Вот так и прилипают обидные прозвища — попробуй потом отделайся!
Через несколько минут рулевой уже стоял у штурвала, напряженно следя за картушкой компаса. Но в тот же вечер…
В душевой Бандура старательно выстирал носовые платки. Сушить их он повесил на коротеньком шкертике между грот-мачтой и полуютом: тут и встречный ветер не буйствовал, и теплый воздух струился от вентиляшек. А через полчаса в его каюте раздался требовательный телефонный звонок:
— Товарищ боцман? Срочно на корму!
Бандура, слегка разомлевший после душа, торопливо напялил меховую куртку-канадку, прихватив на всякий случай пару брезентовых рукавиц, если понадобилось бы работать со стальными тросами.

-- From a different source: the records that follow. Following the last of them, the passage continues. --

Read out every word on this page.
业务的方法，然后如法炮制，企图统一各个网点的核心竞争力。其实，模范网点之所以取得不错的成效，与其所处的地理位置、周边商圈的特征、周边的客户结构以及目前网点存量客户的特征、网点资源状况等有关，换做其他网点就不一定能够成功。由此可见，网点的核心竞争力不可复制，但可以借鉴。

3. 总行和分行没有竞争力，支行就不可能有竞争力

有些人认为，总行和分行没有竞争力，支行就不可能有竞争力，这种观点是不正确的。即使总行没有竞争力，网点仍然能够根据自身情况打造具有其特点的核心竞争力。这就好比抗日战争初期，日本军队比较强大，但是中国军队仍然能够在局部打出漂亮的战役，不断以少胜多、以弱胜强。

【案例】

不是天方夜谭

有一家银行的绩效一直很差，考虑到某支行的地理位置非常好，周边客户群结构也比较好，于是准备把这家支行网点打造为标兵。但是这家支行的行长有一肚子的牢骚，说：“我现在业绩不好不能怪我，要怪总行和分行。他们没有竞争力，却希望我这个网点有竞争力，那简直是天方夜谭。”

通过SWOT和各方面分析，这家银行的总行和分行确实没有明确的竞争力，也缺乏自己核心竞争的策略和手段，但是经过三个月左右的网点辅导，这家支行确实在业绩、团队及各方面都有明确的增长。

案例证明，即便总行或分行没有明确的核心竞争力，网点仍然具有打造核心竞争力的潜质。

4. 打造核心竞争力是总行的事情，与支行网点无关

Возле грот-мачты толпились моряки. У Семячкина за ухом торчал карандаш, а сам он стальной рулеткой старательно вымеривал что-то на палубе. Заметив боцмана, присел на корточки, вытянул руку с поднятым большим пальцем и, зажмурив глаз, стал важно разглядывать мачту.
— Что тут? — спросил озабоченно Бандура.
Рулевой шептал губами, что-то высчитывая в уме.

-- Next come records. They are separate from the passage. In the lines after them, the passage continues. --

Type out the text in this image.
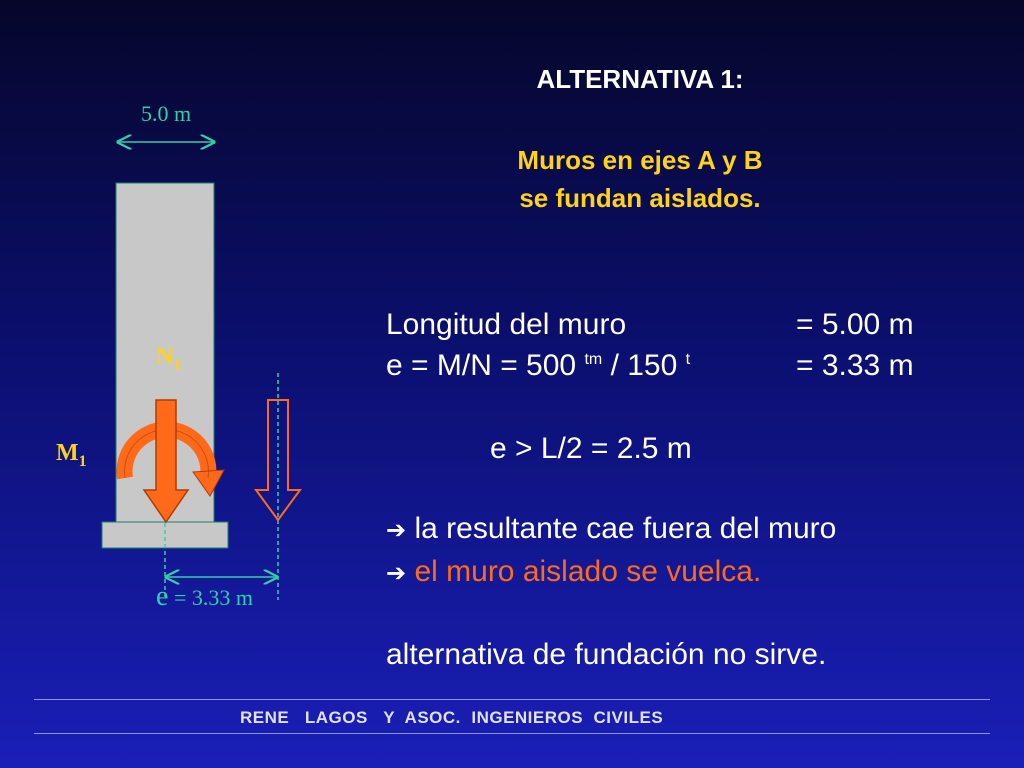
ALTERNATIVA 1:
Muros en ejes A y B
se fundan aislados.
Longitud del muro	= 5.00 m
e = M/N = 500 $^{tm}$ / 150 $^t$	= 3.33 m
e > L/2 = 2.5 m
➔ la resultante cae fuera del muro
➔ el muro aislado se vuelca.
alternativa de fundación no sirve.
5.0 m
$N_1$
$M_1$
e = 3.33 m
RENE   LAGOS   Y  ASOC.  INGENIEROS  CIVILES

— Шестью шесть — тридцать шесть? — спросил он внезапно у боцмана.
— Ну, тридцать шесть… — согласился растерянно тот.
— Тогда правильно, — строго и таинственно заключил рулевой. Он поднялся, подошел вплотную к Бандуре и снова вытянул руку с пальцем: — Глядите, товарищ боцман. Зажмурьте глаз, да нет, другой! Видите?
— Что?
— А то, что мачта покосилась, не в створе. Хорошо, что вовремя заметили с мостика! — Бандура все еще не понимал, что происходит, а рулевой крикнул: — Сергуня! Ну-ка сними платочки! — Моторист быстро обрезал ножичком шкертик, и Семячкин опять по-хозяйски зажмурил глаз: — Так-так, вот теперь порядок: мачта на месте, в створе! — И грозно спросил у собравшихся, которые давились еле сдерживаемым хохотом: — Судно решили из строя вывести? Мачту накренить? Чьи платочки?
Видимо, он уловил что-то во взгляде боцмана, потому что в следующее мгновение стремительно метнулся по трапу на полуют, а вслед ему, в спину, полетели брезентовые боцманские рукавицы.
— Ну-ну, хулиганить на судне запрещено! — уже с полуюта, чувствуя себя в безопасности, откликнулся Семячкин. — За это могут списать с корабля! Хотя вам, конечно, товарищ боцман, кроме якорь-цепей, терять нечего.
Потом, когда хохот вокруг поутих, он поднял руки — дескать, сдаюсь! — и медленно спустился обратно на палубу. Пыл у Бандуры тоже угас, и боцман, подбирая рукавицы, беззлобно посоветовал рулевому:
— Ты бы в киноартисты подался, Петра Алейникова играть.
— Наркомат не отпустит, — с сожалением, на полном серьезе ответил Семячкин. — Весь флотский порядок держится на рулевых.